Me temía lo peor. Presentía
lo que me podía encontrar al fondo de una habitación tan desolada, un
habitáculo completamente a oscuras, sin un resquicio de luz exterior, con el
aire viciado por la falta absoluta de ventilación, y muy posiblemente con lo
que más me temía: arrinconada en su interior habría una fiera enloquecida por
años de encierro. Un espíritu putrefacto y sin posibilidad alguna de
recuperación.
Menos de un minuto para que
la última brizna de claridad despareciera para siempre detrás de la inmensa
negrura del horizonte, y aún tenía que contarle la verdad de la muerte de
Martín. Varios días después de terminar la terapia recibió una llamada de la
persona a la que más quiso, Julio. Una noche en mitad de un sueño turbulento, Julio
le dijo entre sollozos que lo echaba de menos desesperadamente y le confesó que
siempre lo había amado con locura. Le imploró que se viniera a vivir con él, a
vivir la eternidad.
“Y un día al cerrar la
farmacia al final de la jornada me avisaron del servicio de salvamento civil
que habían encontrado su cuerpo flotando aguas abajo en el Pisuerga. Algunos
testigos lo vieron saltar del Puente Mayor. Ahora empiezo a recordar, ahora lo
veo más claro, ya sí entiendo todo Carlos”.
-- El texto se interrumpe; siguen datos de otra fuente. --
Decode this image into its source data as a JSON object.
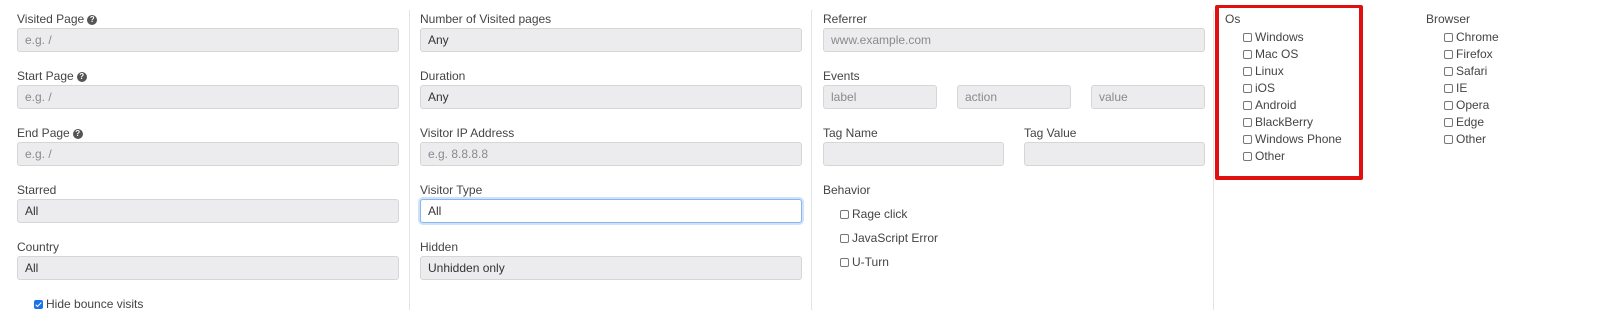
{
  "col1": {
    "visited_page": {
      "label": "Visited Page",
      "placeholder": "e.g. /"
    },
    "start_page": {
      "label": "Start Page",
      "placeholder": "e.g. /"
    },
    "end_page": {
      "label": "End Page",
      "placeholder": "e.g. /"
    },
    "starred": {
      "label": "Starred",
      "value": "All"
    },
    "country": {
      "label": "Country",
      "value": "All"
    },
    "hide_bounce": {
      "label": "Hide bounce visits",
      "checked": true
    }
  },
  "col2": {
    "num_visited": {
      "label": "Number of Visited pages",
      "value": "Any"
    },
    "duration": {
      "label": "Duration",
      "value": "Any"
    },
    "visitor_ip": {
      "label": "Visitor IP Address",
      "placeholder": "e.g. 8.8.8.8"
    },
    "visitor_type": {
      "label": "Visitor Type",
      "value": "All"
    },
    "hidden": {
      "label": "Hidden",
      "value": "Unhidden only"
    }
  },
  "col3": {
    "referrer": {
      "label": "Referrer",
      "placeholder": "www.example.com"
    },
    "events": {
      "label": "Events",
      "label_placeholder": "label",
      "action_placeholder": "action",
      "value_placeholder": "value"
    },
    "tag_name": {
      "label": "Tag Name"
    },
    "tag_value": {
      "label": "Tag Value"
    },
    "behavior": {
      "label": "Behavior",
      "options": [
        "Rage click",
        "JavaScript Error",
        "U-Turn"
      ]
    }
  },
  "os": {
    "label": "Os",
    "options": [
      "Windows",
      "Mac OS",
      "Linux",
      "iOS",
      "Android",
      "BlackBerry",
      "Windows Phone",
      "Other"
    ]
  },
  "browser": {
    "label": "Browser",
    "options": [
      "Chrome",
      "Firefox",
      "Safari",
      "IE",
      "Opera",
      "Edge",
      "Other"
    ]
  },
  "help_icon_glyph": "?",
  "colors": {
    "highlight_box": "#e01010",
    "focus_border": "#86b7ee",
    "checkbox_checked": "#1a73e8"
  }
}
Un estruendo de olas golpeó la
base del acantilado haciendo temblar el bar, el miedo nos cogió de la mano y bajamos
a oscuras por unas escaleras labradas en la roca. El Noroeste lloraba y nos
abrazaba queriendo despedirse. Al llegar a la parte baja la marea alta ocupaba
la playa, pero ya avanzábamos entre recuerdos que flotaban, el baile de la luna
clara y suaves algas de libertad.
Aún así no dimos marcha
atrás, porque tú y yo nunca lo hicimos ¿verdad?